3828. — À MADAME DE FONTAINE.
15 avril.

J’espère, ma chère nièce, que ma lettre vous trouvera à Paris, et que vous aurez fait un très-agréable voyage, vous et les vôtres. Je ne dis pas que vous soyez revenue avec un excellent estomac : ce n’est pas, je crois, la pièce de votre corps dont vous êtes le plus contente. J’ai reçu votre aimable lettre ; vous écrivez mieux que vous ne digérez, quoique vous ne soyez pas encore parvenue à une orthographe parfaite.
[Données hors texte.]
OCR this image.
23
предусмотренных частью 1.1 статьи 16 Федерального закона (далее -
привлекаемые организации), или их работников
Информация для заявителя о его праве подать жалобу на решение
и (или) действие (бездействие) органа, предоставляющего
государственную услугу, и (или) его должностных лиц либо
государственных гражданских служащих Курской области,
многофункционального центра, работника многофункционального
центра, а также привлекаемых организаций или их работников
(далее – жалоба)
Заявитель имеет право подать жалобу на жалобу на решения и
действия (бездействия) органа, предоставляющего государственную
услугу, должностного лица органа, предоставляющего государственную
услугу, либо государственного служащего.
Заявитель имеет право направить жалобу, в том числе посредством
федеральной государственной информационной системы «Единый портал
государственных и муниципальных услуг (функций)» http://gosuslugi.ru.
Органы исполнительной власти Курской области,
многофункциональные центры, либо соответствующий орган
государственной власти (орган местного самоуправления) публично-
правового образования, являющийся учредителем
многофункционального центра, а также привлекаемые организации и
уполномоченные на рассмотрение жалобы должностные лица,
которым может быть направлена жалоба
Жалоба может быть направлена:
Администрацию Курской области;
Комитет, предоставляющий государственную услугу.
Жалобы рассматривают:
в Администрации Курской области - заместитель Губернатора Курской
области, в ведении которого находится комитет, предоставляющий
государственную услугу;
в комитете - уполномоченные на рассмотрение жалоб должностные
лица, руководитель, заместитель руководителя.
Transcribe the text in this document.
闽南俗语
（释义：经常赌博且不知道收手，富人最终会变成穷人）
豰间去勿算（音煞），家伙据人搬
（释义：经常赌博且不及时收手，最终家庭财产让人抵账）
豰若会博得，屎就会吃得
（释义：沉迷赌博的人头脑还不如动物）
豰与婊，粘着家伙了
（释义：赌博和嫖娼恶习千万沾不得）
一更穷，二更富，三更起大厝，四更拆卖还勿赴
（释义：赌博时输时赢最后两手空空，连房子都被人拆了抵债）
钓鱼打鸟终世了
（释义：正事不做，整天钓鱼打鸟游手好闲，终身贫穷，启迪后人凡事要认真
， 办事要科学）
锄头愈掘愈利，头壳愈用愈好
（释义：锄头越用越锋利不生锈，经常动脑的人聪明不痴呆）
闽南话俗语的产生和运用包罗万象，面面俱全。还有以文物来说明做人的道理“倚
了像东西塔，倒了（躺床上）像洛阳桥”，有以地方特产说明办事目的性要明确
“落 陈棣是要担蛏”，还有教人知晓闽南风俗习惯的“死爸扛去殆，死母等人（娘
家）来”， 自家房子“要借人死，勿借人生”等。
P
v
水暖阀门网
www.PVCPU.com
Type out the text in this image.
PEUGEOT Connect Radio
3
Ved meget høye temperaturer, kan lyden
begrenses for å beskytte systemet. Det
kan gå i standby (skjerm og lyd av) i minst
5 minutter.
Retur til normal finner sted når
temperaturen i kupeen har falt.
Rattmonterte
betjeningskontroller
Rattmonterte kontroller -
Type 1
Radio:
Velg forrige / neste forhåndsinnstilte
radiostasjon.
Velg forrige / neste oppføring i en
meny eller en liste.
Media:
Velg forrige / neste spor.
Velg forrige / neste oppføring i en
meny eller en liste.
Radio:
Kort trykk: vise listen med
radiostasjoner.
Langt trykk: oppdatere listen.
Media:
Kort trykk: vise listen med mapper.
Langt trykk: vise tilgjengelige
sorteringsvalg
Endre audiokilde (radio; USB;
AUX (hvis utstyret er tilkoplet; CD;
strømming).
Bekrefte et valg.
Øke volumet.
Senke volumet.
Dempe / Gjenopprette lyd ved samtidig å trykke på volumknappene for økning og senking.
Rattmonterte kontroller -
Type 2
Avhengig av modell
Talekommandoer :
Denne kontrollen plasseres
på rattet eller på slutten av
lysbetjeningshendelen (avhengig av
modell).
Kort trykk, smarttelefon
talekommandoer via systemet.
Mais orthographiez comme il vous plaira ; je ne ferai pas comme l’abbé Dangeau, qui renvoyait les lettres à sa maîtresse quand les points et les virgules manquaient.

Les nouvelles varient beaucoup sur la conspiration sainte du Portugal, Nous ne savons encore si nous mangerons du jésuite, ou si les jésuites nous mangeront.

Il y a des gens qui prétendent à Genève que les huguenots de France prêtent cinquante millions au roi, et qu’ils obtiennent quelques privilèges pour l’intérêt de leur argent ; mais je doute que les bons huguenots aient cinquante millions, et je souhaite que M. de Silhouette les trouve, fût-ce chez les Turcs…

Tronchin a fait un miracle sur Daumart : il l’a rendu boiteux ; mais j’espère qu’enfin il en viendra à son honneur, et qu’au moins il lui accourcira l’autre jambe pour égaler le tout.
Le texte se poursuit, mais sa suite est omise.